L’Italia è il Paese europeo con il più alto numero di cittadini insulari; la modifica all’art.119 prende atto di questa condizione, tenendo in debito conto i ritardi e i vuoti accumulati nel processo attuativo della riforma del Titolo V della Costituzione, specialmente in materia di perequazione infrastrutturale.
Seppure non vengano introdotte regole cogenti, ripartizioni fisse, quantità garantite, il principio d’insularità, per quanto impalpabile, diventa un parametro generico di qualità tuttavia vincolante per ogni disposizione normativa e per i conseguenti interventi amministrativi.
La costituzionalizzazione di tale principio ribadisce il principio di maggiore tutela di eguaglianza tra i cittadini e postula azioni di riequilibrio sociale e di valorizzazione delle specificità.
D’altra parte lo sviluppo sostenibile delle isole è essenziale per il nostro paese e per l’Europa stessa, chiamati adesso a realizzare una generale strategia sull’insularità.
Gli svantaggi che ne derivano hanno, infatti, un costo che si riflette sull’intero sistema che si deve pensare integrato e, per questo, servono adeguati interventi finanziari proporzionali alla gravità del divario sofferto per offrire alle isole opportunità di sviluppo che siano comparabili con quelle date a tutti gli altri territori europei.
La condizione di svantaggio strutturale rende, infatti, immediatamente più acuti, per molti territori insulari, i problemi posti dagli effetti della pandemia da Covid e dall’attuale grave crisi economica e finanziaria.

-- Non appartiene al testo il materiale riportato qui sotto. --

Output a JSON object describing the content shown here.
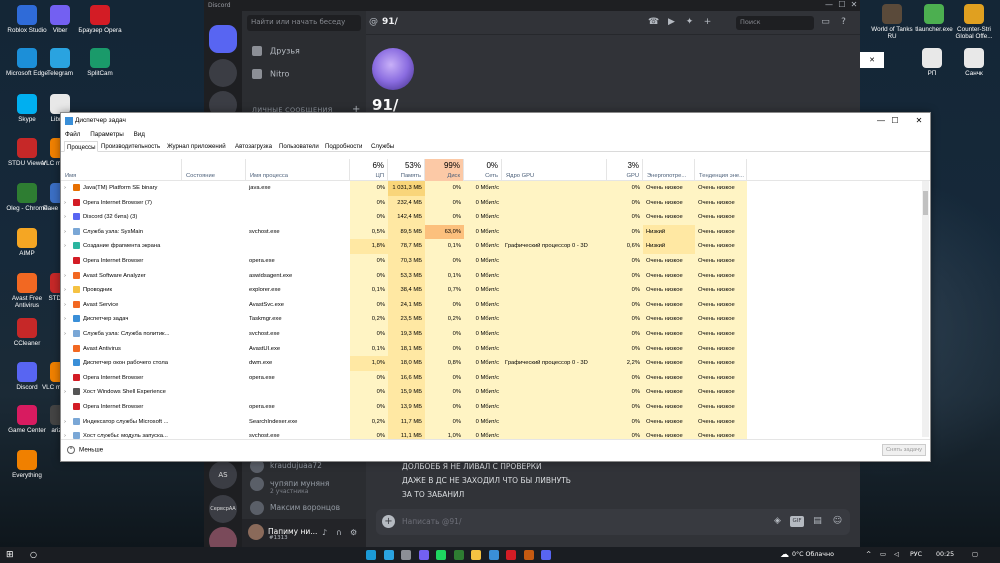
{
  "desktop": {
    "left_icons": [
      {
        "label": "Roblox Studio",
        "color": "#2f6bd8"
      },
      {
        "label": "Viber",
        "color": "#7360f2"
      },
      {
        "label": "Браузер Opera",
        "color": "#d31c25"
      },
      {
        "label": "Microsoft Edge",
        "color": "#1c8fd8"
      },
      {
        "label": "Telegram",
        "color": "#2aa3e0"
      },
      {
        "label": "SplitCam",
        "color": "#1a9a6a"
      },
      {
        "label": "Skype",
        "color": "#00aff0"
      },
      {
        "label": "LibreO",
        "color": "#e8e8e8"
      },
      {
        "label": "STDU Viewer",
        "color": "#c62828"
      },
      {
        "label": "VLC m playe",
        "color": "#f08000"
      },
      {
        "label": "Oleg - Chrome",
        "color": "#2e7d32"
      },
      {
        "label": "Пане управ",
        "color": "#3b6fc4"
      },
      {
        "label": "AIMP",
        "color": "#f5a623"
      },
      {
        "label": "Avast Free Antivirus",
        "color": "#f26822"
      },
      {
        "label": "STDU V",
        "color": "#c62828"
      },
      {
        "label": "CCleaner",
        "color": "#c62828"
      },
      {
        "label": "Discord",
        "color": "#5865f2"
      },
      {
        "label": "VLC m playe",
        "color": "#f08000"
      },
      {
        "label": "Game Center",
        "color": "#d81b60"
      },
      {
        "label": "arizon",
        "color": "#444444"
      },
      {
        "label": "Everything",
        "color": "#f08000"
      }
    ],
    "right_icons": [
      {
        "label": "World of Tanks RU",
        "color": "#5a4a3a"
      },
      {
        "label": "tlauncher.exe",
        "color": "#4caf50"
      },
      {
        "label": "Counter-Stri Global Offe...",
        "color": "#e0a020"
      },
      {
        "label": "РП",
        "color": "#e8e8e8"
      },
      {
        "label": "Санчк",
        "color": "#e8e8e8"
      }
    ],
    "popup_close": "✕"
  },
  "discord": {
    "window_title": "Discord",
    "search_placeholder": "Найти или начать беседу",
    "nav": [
      "Друзья",
      "Nitro"
    ],
    "dm_caption": "ЛИЧНЫЕ СООБЩЕНИЯ",
    "dm_add": "+",
    "servers": [
      "АS",
      "СервсрАА"
    ],
    "dms": [
      {
        "name": "kraudujuaa72",
        "sub": ""
      },
      {
        "name": "чупяпи муняня",
        "sub": "2 участника"
      },
      {
        "name": "Максим воронцов",
        "sub": ""
      }
    ],
    "user": {
      "name": "Папиму ни...",
      "tag": "#1313"
    },
    "channel_name": "91/",
    "big_name": "91/",
    "header_search": "Поиск",
    "messages": [
      "ДОЛБОЕБ Я НЕ ЛИВАЛ С ПРОВЕРКИ",
      "ДАЖЕ В ДС НЕ ЗАХОДИЛ ЧТО БЫ ЛИВНУТЬ",
      "ЗА ТО ЗАБАНИЛ"
    ],
    "input_placeholder": "Написать @91/",
    "gif_label": "GIF"
  },
  "taskmanager": {
    "title": "Диспетчер задач",
    "controls": {
      "min": "—",
      "max": "☐",
      "close": "✕"
    },
    "menu": [
      "Файл",
      "Параметры",
      "Вид"
    ],
    "tabs": [
      "Процессы",
      "Производительность",
      "Журнал приложений",
      "Автозагрузка",
      "Пользователи",
      "Подробности",
      "Службы"
    ],
    "headers": {
      "name": "Имя",
      "status": "Состояние",
      "process": "Имя процесса",
      "cpu_pct": "6%",
      "cpu": "ЦП",
      "mem_pct": "53%",
      "mem": "Память",
      "disk_pct": "99%",
      "disk": "Диск",
      "net_pct": "0%",
      "net": "Сеть",
      "gpu_engine": "Ядро GPU",
      "gpu_pct": "3%",
      "gpu": "GPU",
      "power": "Энергопотре...",
      "power_trend": "Тенденция эне..."
    },
    "rows": [
      {
        "name": "Java(TM) Platform SE binary",
        "proc": "java.exe",
        "cpu": "0%",
        "mem": "1 031,3 МБ",
        "disk": "0%",
        "net": "0 Мбит/с",
        "gpu_engine": "",
        "gpu": "0%",
        "power": "Очень низкое",
        "trend": "Очень низкое",
        "icon": "#e76f00",
        "expand": true
      },
      {
        "name": "Opera Internet Browser (7)",
        "proc": "",
        "cpu": "0%",
        "mem": "232,4 МБ",
        "disk": "0%",
        "net": "0 Мбит/с",
        "gpu_engine": "",
        "gpu": "0%",
        "power": "Очень низкое",
        "trend": "Очень низкое",
        "icon": "#d31c25",
        "expand": true
      },
      {
        "name": "Discord (32 бита) (3)",
        "proc": "",
        "cpu": "0%",
        "mem": "142,4 МБ",
        "disk": "0%",
        "net": "0 Мбит/с",
        "gpu_engine": "",
        "gpu": "0%",
        "power": "Очень низкое",
        "trend": "Очень низкое",
        "icon": "#5865f2",
        "expand": true
      },
      {
        "name": "Служба узла: SysMain",
        "proc": "svchost.exe",
        "cpu": "0,5%",
        "mem": "89,5 МБ",
        "disk": "63,0%",
        "net": "0 Мбит/с",
        "gpu_engine": "",
        "gpu": "0%",
        "power": "Низкий",
        "trend": "Очень низкое",
        "icon": "#7aa7d6",
        "expand": true
      },
      {
        "name": "Создание фрагмента экрана",
        "proc": "",
        "cpu": "1,8%",
        "mem": "78,7 МБ",
        "disk": "0,1%",
        "net": "0 Мбит/с",
        "gpu_engine": "Графический процессор 0 - 3D",
        "gpu": "0,6%",
        "power": "Низкий",
        "trend": "Очень низкое",
        "icon": "#2bb5a0",
        "expand": true
      },
      {
        "name": "Opera Internet Browser",
        "proc": "opera.exe",
        "cpu": "0%",
        "mem": "70,3 МБ",
        "disk": "0%",
        "net": "0 Мбит/с",
        "gpu_engine": "",
        "gpu": "0%",
        "power": "Очень низкое",
        "trend": "Очень низкое",
        "icon": "#d31c25",
        "expand": false
      },
      {
        "name": "Avast Software Analyzer",
        "proc": "aswidsagent.exe",
        "cpu": "0%",
        "mem": "53,3 МБ",
        "disk": "0,1%",
        "net": "0 Мбит/с",
        "gpu_engine": "",
        "gpu": "0%",
        "power": "Очень низкое",
        "trend": "Очень низкое",
        "icon": "#f26822",
        "expand": true
      },
      {
        "name": "Проводник",
        "proc": "explorer.exe",
        "cpu": "0,1%",
        "mem": "38,4 МБ",
        "disk": "0,7%",
        "net": "0 Мбит/с",
        "gpu_engine": "",
        "gpu": "0%",
        "power": "Очень низкое",
        "trend": "Очень низкое",
        "icon": "#f5c242",
        "expand": true
      },
      {
        "name": "Avast Service",
        "proc": "AvastSvc.exe",
        "cpu": "0%",
        "mem": "24,1 МБ",
        "disk": "0%",
        "net": "0 Мбит/с",
        "gpu_engine": "",
        "gpu": "0%",
        "power": "Очень низкое",
        "trend": "Очень низкое",
        "icon": "#f26822",
        "expand": true
      },
      {
        "name": "Диспетчер задач",
        "proc": "Taskmgr.exe",
        "cpu": "0,2%",
        "mem": "23,5 МБ",
        "disk": "0,2%",
        "net": "0 Мбит/с",
        "gpu_engine": "",
        "gpu": "0%",
        "power": "Очень низкое",
        "trend": "Очень низкое",
        "icon": "#3a8fd8",
        "expand": true
      },
      {
        "name": "Служба узла: Служба политик...",
        "proc": "svchost.exe",
        "cpu": "0%",
        "mem": "19,3 МБ",
        "disk": "0%",
        "net": "0 Мбит/с",
        "gpu_engine": "",
        "gpu": "0%",
        "power": "Очень низкое",
        "trend": "Очень низкое",
        "icon": "#7aa7d6",
        "expand": true
      },
      {
        "name": "Avast Antivirus",
        "proc": "AvastUI.exe",
        "cpu": "0,1%",
        "mem": "18,1 МБ",
        "disk": "0%",
        "net": "0 Мбит/с",
        "gpu_engine": "",
        "gpu": "0%",
        "power": "Очень низкое",
        "trend": "Очень низкое",
        "icon": "#f26822",
        "expand": false
      },
      {
        "name": "Диспетчер окон рабочего стола",
        "proc": "dwm.exe",
        "cpu": "1,0%",
        "mem": "18,0 МБ",
        "disk": "0,8%",
        "net": "0 Мбит/с",
        "gpu_engine": "Графический процессор 0 - 3D",
        "gpu": "2,2%",
        "power": "Очень низкое",
        "trend": "Очень низкое",
        "icon": "#3a8fd8",
        "expand": false
      },
      {
        "name": "Opera Internet Browser",
        "proc": "opera.exe",
        "cpu": "0%",
        "mem": "16,6 МБ",
        "disk": "0%",
        "net": "0 Мбит/с",
        "gpu_engine": "",
        "gpu": "0%",
        "power": "Очень низкое",
        "trend": "Очень низкое",
        "icon": "#d31c25",
        "expand": false
      },
      {
        "name": "Хост Windows Shell Experience",
        "proc": "",
        "cpu": "0%",
        "mem": "15,9 МБ",
        "disk": "0%",
        "net": "0 Мбит/с",
        "gpu_engine": "",
        "gpu": "0%",
        "power": "Очень низкое",
        "trend": "Очень низкое",
        "icon": "#555555",
        "expand": true
      },
      {
        "name": "Opera Internet Browser",
        "proc": "opera.exe",
        "cpu": "0%",
        "mem": "13,9 МБ",
        "disk": "0%",
        "net": "0 Мбит/с",
        "gpu_engine": "",
        "gpu": "0%",
        "power": "Очень низкое",
        "trend": "Очень низкое",
        "icon": "#d31c25",
        "expand": false
      },
      {
        "name": "Индексатор службы Microsoft ...",
        "proc": "SearchIndexer.exe",
        "cpu": "0,2%",
        "mem": "11,7 МБ",
        "disk": "0%",
        "net": "0 Мбит/с",
        "gpu_engine": "",
        "gpu": "0%",
        "power": "Очень низкое",
        "trend": "Очень низкое",
        "icon": "#7aa7d6",
        "expand": true
      },
      {
        "name": "Хост службы: модуль запуска...",
        "proc": "svchost.exe",
        "cpu": "0%",
        "mem": "11,1 МБ",
        "disk": "1,0%",
        "net": "0 Мбит/с",
        "gpu_engine": "",
        "gpu": "0%",
        "power": "Очень низкое",
        "trend": "Очень низкое",
        "icon": "#7aa7d6",
        "expand": true
      }
    ],
    "less_label": "Меньше",
    "end_task_label": "Снять задачу"
  },
  "taskbar": {
    "apps": [
      "#1b9ad6",
      "#2aa3e0",
      "#8c8f96",
      "#7360f2",
      "#1ed760",
      "#2e7d32",
      "#f5c242",
      "#3a8fd8",
      "#d31c25",
      "#c55a11",
      "#5865f2"
    ],
    "weather": "0°C Облачно",
    "lang": "РУС",
    "time": "00:25"
  }
}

Oltre alle soluzioni strutturali sono, pertanto, necessarie misure straordinarie, anche di tipo transitorio, per “accompagnare” fuori dalla crisi i territori con svantaggi permanenti e per rilanciarne la crescita.
Si tratta di pianificare coerenti interventi che devono essere pensati all’interno del più generale contesto delle politiche di coesione territoriale e sociale da adottare di concerto con gli organismi europei, per la riduzione dei divari tra le regioni a differente livello di sviluppo.
Un approccio metodologico e insieme politico che si basa sull’assunto che l’integrazione economica deve essere governata da politiche attente ed equilibrate, per evitare il fallimento e un impatto negativo che ricadrebbe non solo sul sistema paese ma, soprattutto, sulle regioni periferiche.
L’art.119 apre alle scelte coraggiose di un’adeguata governance di processo, a politiche di coesione e di inclusione tali da sostenere e indirizzare gli aggiustamenti strutturali per diminuire divari e svantaggi nell’ottica diriequilibrare lo sviluppo nazionale.
Anche perchè, ad oggi, sono proprio le aree insulari che risentono in modo accentuato della cosiddetta “trappola dello sviluppo” quale conseguenza della iperconcentrazione degli investimenti nelle regioni più sviluppate che ha determinatomigrazione interna e il conseguente impoverimento di quelle più periferiche.
Si tratta di un compito squisitamente politico.
Di quella politica fatta da uomini capaci e competenti in grado di progettare e programmare nel medio e lungo periodo, di fare sistema tra le forze sociali e economiche, di attuare gli investimenti, di determinare le necessarie condizioni abilitanti dello sviluppo puntando sulla formazione, l’innovazione, il miglioramento della qualità dei servizi e delle amministrazioni locali. Requisito, quest’ultimo, fondamentale per far fronte al deficit di qualità della “governance” che, come nel lontano e nel recente passato, rischia ancora oggi di compromettere il raggiungimento degli obiettivi di tutte le politiche di coesione e di sviluppo e la realizzazione di quanto si auspica con la modifica dell’art.119 della Costituzione.
Su questi temi, in un incontro promosso dall’Associazione Innovazione per l’Italia, si confronteranno domani a Villa Zito, a Palermo, giuristi, economisti, esperti, parlamentari regionali, nazionali ed europei, alla presenza del Presidente della Commissione per lo Sviluppo regionale del Parlamento europeo, Younous Omarjee.